仅两层楼的房子内,不知因何原因被废弃,里面各种家具倒下,干涸的血迹,蜘蛛结的网,厚厚的灰尘,砖块碎了一地。
炽鸟耸肩,等了片刻,并没有虫自己出来,电锯声咔咔在响,他只能一间间房间仔细查看,不放过任何蛛丝马迹。
他像个极具耐心的猎人,小心翼翼又满怀期待地捕猎。
找了片刻,炽鸟一无所获,脸部皱起来,坏心情直接摆在脸上,炽鸟道:“找了这么久,一只虫都没有出现,是谁在背后操控呢?”
答案显而易见,炽鸟干脆从阳台跳下来,在沙地里行走,“零号,是你做的手脚吧,在研究所时你便巧舌如簧,把我们这些实验体给蒙蔽了,如果不是你昏迷,我们至今都发现不了你的真面目。零号,就算你联合这些玩具又有什么用?这是星外荒星,是星盗的聚集点,也是我的地盘。”

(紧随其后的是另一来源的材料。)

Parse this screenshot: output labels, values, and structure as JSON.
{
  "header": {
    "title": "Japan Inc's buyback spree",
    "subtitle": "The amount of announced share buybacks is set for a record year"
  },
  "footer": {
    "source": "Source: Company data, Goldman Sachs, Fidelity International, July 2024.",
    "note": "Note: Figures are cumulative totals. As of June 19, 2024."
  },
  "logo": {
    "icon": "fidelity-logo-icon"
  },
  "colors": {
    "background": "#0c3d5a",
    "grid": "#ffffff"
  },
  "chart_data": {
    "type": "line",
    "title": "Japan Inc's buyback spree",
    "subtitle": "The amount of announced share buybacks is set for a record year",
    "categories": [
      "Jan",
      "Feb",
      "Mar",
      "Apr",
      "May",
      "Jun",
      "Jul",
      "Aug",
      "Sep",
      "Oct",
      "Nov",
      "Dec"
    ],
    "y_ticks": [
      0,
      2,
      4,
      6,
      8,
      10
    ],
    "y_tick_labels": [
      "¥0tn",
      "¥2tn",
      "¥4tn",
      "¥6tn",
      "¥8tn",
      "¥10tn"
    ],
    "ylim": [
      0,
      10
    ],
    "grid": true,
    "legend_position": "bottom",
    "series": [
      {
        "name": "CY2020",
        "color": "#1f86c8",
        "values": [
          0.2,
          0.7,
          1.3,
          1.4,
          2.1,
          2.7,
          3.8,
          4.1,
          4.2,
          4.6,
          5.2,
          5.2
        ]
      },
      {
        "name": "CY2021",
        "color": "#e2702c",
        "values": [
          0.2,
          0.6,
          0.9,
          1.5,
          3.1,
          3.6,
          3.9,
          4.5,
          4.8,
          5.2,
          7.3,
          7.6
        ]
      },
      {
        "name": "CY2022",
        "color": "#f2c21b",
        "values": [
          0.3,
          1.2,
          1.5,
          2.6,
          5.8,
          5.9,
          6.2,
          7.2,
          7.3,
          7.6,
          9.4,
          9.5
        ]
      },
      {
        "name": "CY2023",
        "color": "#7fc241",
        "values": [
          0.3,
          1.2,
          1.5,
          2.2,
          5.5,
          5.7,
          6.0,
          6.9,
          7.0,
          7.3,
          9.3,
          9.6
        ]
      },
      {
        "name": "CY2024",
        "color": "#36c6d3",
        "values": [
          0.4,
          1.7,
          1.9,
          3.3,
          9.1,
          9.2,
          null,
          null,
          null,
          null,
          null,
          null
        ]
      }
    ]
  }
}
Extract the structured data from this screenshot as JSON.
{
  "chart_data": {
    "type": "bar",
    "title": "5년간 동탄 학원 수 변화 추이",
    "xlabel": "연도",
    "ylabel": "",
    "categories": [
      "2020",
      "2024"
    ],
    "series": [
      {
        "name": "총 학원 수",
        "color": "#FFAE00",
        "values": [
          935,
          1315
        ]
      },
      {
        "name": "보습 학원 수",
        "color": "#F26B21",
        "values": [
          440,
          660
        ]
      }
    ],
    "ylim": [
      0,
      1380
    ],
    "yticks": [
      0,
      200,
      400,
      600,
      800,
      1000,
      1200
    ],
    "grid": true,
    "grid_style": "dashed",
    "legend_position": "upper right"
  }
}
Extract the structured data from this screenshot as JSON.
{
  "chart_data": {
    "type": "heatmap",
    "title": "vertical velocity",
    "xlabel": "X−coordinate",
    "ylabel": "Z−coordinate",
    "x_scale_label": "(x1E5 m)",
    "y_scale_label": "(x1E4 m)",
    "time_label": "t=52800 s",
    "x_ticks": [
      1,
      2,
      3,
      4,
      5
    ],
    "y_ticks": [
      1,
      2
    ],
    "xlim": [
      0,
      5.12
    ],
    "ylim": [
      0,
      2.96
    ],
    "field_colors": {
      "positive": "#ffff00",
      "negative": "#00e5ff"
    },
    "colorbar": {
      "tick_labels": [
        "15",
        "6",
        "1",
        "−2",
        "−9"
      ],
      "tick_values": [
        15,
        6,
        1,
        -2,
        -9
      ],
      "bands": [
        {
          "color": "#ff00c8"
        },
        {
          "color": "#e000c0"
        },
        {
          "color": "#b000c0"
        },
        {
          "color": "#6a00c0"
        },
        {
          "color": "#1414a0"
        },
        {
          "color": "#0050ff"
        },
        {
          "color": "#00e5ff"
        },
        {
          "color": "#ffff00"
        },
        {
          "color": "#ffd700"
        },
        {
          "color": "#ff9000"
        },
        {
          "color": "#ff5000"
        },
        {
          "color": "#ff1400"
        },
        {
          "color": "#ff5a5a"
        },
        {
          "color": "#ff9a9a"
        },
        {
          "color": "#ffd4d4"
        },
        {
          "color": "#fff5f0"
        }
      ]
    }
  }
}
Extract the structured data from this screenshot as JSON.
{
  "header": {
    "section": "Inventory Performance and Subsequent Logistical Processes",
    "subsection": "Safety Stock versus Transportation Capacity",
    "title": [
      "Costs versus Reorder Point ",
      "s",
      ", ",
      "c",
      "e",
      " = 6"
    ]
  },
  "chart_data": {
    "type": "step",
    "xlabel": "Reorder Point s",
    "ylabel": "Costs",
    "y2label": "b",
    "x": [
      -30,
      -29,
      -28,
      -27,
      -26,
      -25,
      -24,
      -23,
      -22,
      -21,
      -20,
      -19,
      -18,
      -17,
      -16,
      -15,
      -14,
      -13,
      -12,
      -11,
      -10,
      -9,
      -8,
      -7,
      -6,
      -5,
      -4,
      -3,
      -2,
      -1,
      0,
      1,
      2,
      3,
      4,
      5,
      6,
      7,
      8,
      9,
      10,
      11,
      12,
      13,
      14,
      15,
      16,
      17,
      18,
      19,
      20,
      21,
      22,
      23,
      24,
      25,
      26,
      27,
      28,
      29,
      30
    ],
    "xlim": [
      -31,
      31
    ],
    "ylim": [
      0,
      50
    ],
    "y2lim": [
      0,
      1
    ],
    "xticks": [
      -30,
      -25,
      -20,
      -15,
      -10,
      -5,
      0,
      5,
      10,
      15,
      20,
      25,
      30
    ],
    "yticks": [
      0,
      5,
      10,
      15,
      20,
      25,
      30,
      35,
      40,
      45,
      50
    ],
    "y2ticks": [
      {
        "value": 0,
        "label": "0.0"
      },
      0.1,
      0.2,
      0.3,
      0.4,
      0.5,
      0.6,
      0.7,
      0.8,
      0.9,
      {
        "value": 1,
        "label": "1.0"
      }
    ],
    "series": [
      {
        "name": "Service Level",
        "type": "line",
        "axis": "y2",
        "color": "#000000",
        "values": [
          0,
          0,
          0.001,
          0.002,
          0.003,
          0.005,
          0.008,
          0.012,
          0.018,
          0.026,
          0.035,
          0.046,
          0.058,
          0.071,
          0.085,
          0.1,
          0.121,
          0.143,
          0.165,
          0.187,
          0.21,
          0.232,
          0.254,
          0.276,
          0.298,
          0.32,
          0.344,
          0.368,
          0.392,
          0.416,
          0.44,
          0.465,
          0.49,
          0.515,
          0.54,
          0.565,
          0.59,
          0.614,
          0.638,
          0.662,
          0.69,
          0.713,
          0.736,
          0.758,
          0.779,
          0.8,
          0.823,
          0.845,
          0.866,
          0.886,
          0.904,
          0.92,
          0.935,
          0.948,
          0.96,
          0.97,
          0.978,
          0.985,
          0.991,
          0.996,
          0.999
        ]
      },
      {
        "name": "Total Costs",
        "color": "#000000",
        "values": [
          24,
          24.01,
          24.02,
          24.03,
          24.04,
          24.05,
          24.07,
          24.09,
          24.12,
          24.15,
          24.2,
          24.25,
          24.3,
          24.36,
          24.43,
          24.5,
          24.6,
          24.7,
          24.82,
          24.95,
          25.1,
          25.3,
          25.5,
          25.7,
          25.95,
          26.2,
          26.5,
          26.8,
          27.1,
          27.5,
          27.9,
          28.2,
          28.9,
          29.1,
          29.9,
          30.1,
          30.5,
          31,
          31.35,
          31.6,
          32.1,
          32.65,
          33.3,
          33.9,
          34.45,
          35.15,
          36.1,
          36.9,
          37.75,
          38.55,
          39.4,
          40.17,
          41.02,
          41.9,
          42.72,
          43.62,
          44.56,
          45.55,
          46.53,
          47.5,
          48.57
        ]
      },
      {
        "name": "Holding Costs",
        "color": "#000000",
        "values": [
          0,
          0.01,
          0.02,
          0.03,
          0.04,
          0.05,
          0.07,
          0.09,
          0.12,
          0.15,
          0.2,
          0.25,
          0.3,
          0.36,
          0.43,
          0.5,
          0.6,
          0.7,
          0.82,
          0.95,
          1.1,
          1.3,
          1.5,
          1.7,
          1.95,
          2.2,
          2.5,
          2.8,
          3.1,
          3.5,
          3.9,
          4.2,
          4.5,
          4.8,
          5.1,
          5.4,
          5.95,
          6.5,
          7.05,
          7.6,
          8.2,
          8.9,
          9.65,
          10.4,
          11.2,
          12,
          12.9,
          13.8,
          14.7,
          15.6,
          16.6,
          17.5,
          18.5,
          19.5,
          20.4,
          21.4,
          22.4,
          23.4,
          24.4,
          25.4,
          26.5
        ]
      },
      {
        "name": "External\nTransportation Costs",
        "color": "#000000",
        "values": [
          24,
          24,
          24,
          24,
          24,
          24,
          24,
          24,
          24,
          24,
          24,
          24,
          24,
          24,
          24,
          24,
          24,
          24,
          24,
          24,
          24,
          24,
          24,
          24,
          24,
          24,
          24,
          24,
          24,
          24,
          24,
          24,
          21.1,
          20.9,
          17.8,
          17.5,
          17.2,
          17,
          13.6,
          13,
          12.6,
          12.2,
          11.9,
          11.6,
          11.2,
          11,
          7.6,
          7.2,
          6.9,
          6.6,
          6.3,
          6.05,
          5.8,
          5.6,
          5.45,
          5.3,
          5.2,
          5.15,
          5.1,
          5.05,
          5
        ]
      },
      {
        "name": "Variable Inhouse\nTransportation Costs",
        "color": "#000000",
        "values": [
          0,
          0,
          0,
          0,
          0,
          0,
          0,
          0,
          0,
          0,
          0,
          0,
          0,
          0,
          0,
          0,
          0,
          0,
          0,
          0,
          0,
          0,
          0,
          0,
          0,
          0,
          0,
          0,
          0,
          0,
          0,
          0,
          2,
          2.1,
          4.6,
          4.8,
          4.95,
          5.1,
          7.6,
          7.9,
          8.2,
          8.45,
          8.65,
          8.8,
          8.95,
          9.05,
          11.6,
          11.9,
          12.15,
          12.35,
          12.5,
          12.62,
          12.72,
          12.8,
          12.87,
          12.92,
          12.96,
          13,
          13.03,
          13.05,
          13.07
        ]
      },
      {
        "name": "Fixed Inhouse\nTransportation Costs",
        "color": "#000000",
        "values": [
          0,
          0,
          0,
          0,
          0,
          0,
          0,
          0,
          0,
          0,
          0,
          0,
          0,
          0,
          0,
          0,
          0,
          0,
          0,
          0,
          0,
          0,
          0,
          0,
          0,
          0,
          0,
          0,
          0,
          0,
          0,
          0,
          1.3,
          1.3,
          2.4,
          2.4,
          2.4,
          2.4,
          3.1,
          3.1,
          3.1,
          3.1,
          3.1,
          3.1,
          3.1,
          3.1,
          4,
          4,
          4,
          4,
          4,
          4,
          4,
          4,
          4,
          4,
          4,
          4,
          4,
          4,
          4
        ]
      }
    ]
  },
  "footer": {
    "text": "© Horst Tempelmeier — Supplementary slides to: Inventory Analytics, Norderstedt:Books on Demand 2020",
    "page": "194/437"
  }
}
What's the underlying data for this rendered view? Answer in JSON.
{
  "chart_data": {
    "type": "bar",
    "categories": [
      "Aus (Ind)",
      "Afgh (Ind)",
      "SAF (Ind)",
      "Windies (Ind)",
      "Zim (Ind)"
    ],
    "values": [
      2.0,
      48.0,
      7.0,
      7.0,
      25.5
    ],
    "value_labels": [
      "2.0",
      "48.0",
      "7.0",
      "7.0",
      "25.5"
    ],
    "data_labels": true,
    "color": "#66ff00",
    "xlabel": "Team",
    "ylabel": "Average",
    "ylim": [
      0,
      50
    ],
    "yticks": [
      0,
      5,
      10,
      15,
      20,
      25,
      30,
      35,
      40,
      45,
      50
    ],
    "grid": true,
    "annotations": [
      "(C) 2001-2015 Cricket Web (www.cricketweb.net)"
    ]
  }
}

“时间快到了啊,你们真以为我会让你们乖乖躲着到结束,获得飞船票一走了之吗?”
炽鸟站在沙地上,仰头看着明月,血月高悬,找不到猎物的猎人恼羞成怒,要炸了这个游戏场。
听到炽鸟的话,尤安心生不秒,他拉着伊莱,快速往游戏场边缘冲,他大喊:“大家快走!炽鸟那个疯子想直接杀了我们!”
为了防止雌虫展开鳞翅逃跑,他们的鳞翅被这些星盗给卸下,游戏场边缘更是布置了层层防备,他们这些虫,插翅难逃。
此刻所有虫都往游戏场边缘冲,就算插翅难逃,他们也想搏一搏生路,与其被炸死,不如和那些守卫抗争,兴许还有出路。
炽鸟饶有兴致地看着底下的蝼蚁,他飞在空中,居高临下地看着这些虫是如何狼狈,电锯被他重新改装,变成了一把枪。
他如同疯子一般在空中给底下侥幸逃脱爆炸的虫致命一击,“桀桀桀,真有意思啊。跑啊,你们跑啊,你们该往哪里跑?桀桀桀,这是我的地盘,你们这些玩具,就算逃跑也逃不出我的掌心。桀桀桀,这就是你们成为玩具的代价啊。”